Sorry this is kind of late, but still... another similar experience if it helps.
Yo. I'm a post-transition trans female, but lacking the whole gender identity deal. As you said, I always understood how my body should be, but that doesn't really relate to how I understand gender (I don't).
With my folks I decided to just try to keep it straight enough for them to get. I stuck mainly to talking about the issue: i.e. my body. And I kept to the "all kinds of different women people" to explain my weirdness. Eventually I gave a bit more detail about how I see gender, but that was after they'd gotten a lot more used to me. So I went pretty slow.

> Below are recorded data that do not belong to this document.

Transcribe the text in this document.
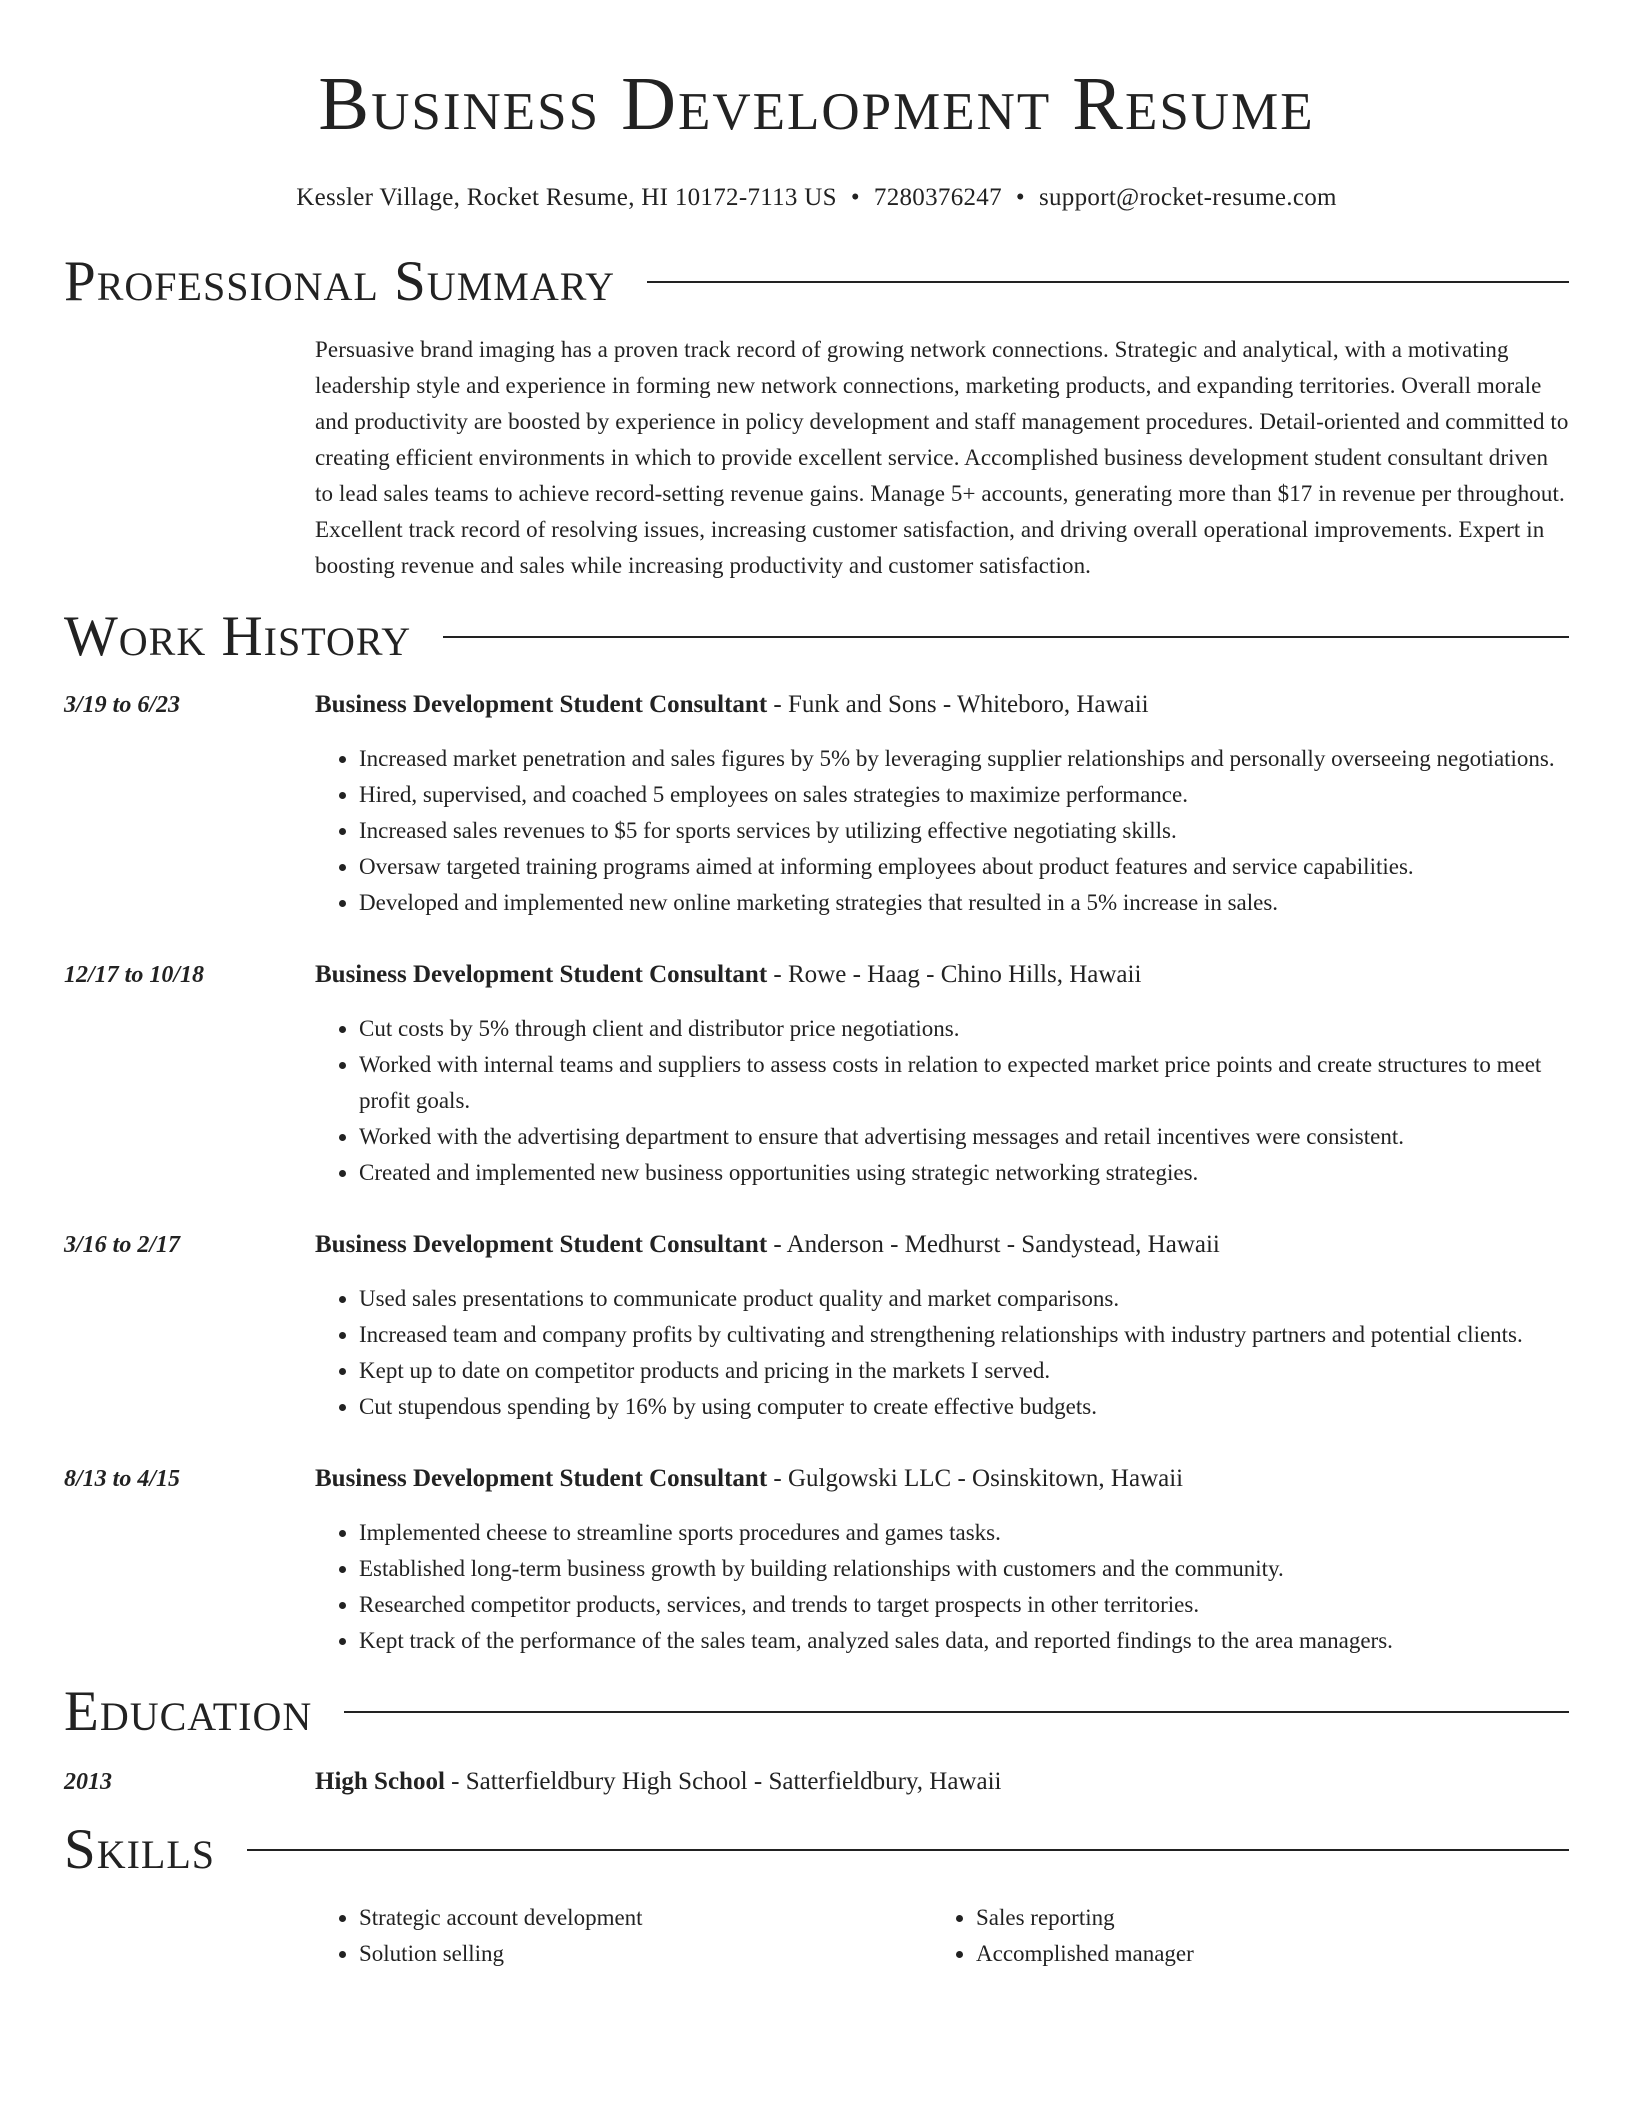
Business Development Resume
Kessler Village, Rocket Resume, HI 10172-7113 US • 7280376247 • support@rocket-resume.com
Professional Summary
Persuasive brand imaging has a proven track record of growing network connections. Strategic and analytical, with a motivating leadership style and experience in forming new network connections, marketing products, and expanding territories. Overall morale and productivity are boosted by experience in policy development and staff management procedures. Detail-oriented and committed to creating efficient environments in which to provide excellent service. Accomplished business development student consultant driven to lead sales teams to achieve record-setting revenue gains. Manage 5+ accounts, generating more than $17 in revenue per throughout. Excellent track record of resolving issues, increasing customer satisfaction, and driving overall operational improvements. Expert in boosting revenue and sales while increasing productivity and customer satisfaction.
Work History
3/19 to 6/23	Business Development Student Consultant - Funk and Sons - Whiteboro, Hawaii
• Increased market penetration and sales figures by 5% by leveraging supplier relationships and personally overseeing negotiations.
• Hired, supervised, and coached 5 employees on sales strategies to maximize performance.
• Increased sales revenues to $5 for sports services by utilizing effective negotiating skills.
• Oversaw targeted training programs aimed at informing employees about product features and service capabilities.
• Developed and implemented new online marketing strategies that resulted in a 5% increase in sales.
12/17 to 10/18	Business Development Student Consultant - Rowe - Haag - Chino Hills, Hawaii
• Cut costs by 5% through client and distributor price negotiations.
• Worked with internal teams and suppliers to assess costs in relation to expected market price points and create structures to meet profit goals.
• Worked with the advertising department to ensure that advertising messages and retail incentives were consistent.
• Created and implemented new business opportunities using strategic networking strategies.
3/16 to 2/17	Business Development Student Consultant - Anderson - Medhurst - Sandystead, Hawaii
• Used sales presentations to communicate product quality and market comparisons.
• Increased team and company profits by cultivating and strengthening relationships with industry partners and potential clients.
• Kept up to date on competitor products and pricing in the markets I served.
• Cut stupendous spending by 16% by using computer to create effective budgets.
8/13 to 4/15	Business Development Student Consultant - Gulgowski LLC - Osinskitown, Hawaii
• Implemented cheese to streamline sports procedures and games tasks.
• Established long-term business growth by building relationships with customers and the community.
• Researched competitor products, services, and trends to target prospects in other territories.
• Kept track of the performance of the sales team, analyzed sales data, and reported findings to the area managers.
Education
2013	High School - Satterfieldbury High School - Satterfieldbury, Hawaii
Skills
• Strategic account development
• Solution selling
• Sales reporting
• Accomplished manager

It also helps that I'm queer, so I think eventually they kind of managed to classify me as "lesbian" and get over how I dress/behave. I did have a rough time early on with a lot of pressure on how to be a proper "woman." And ended up getting into a couple of fights with my folks about that when I insisted on wearing clothes from the guy section of the store. Blah. But it was always super clear for them that I needed to fix my body; the argument was more over what kind of female I'd end up being.
But it worked out pretty well in the end. Heh, my mum bought me a men's necklace for my last birthday. And she says I'm rubbing off on her. She buys men's button ups sometimes now, cause they are super comfy.
I don't really care enough about the pronoun thing to get worked up over it. Honestly, I feel I don't live in a time or place where getting people to call me "they" is a reasonable ask. Maybe in another decade. I figure I'm closer to "she" what with the whole living in society as a girl as far as most people are concerned, so I just go with that.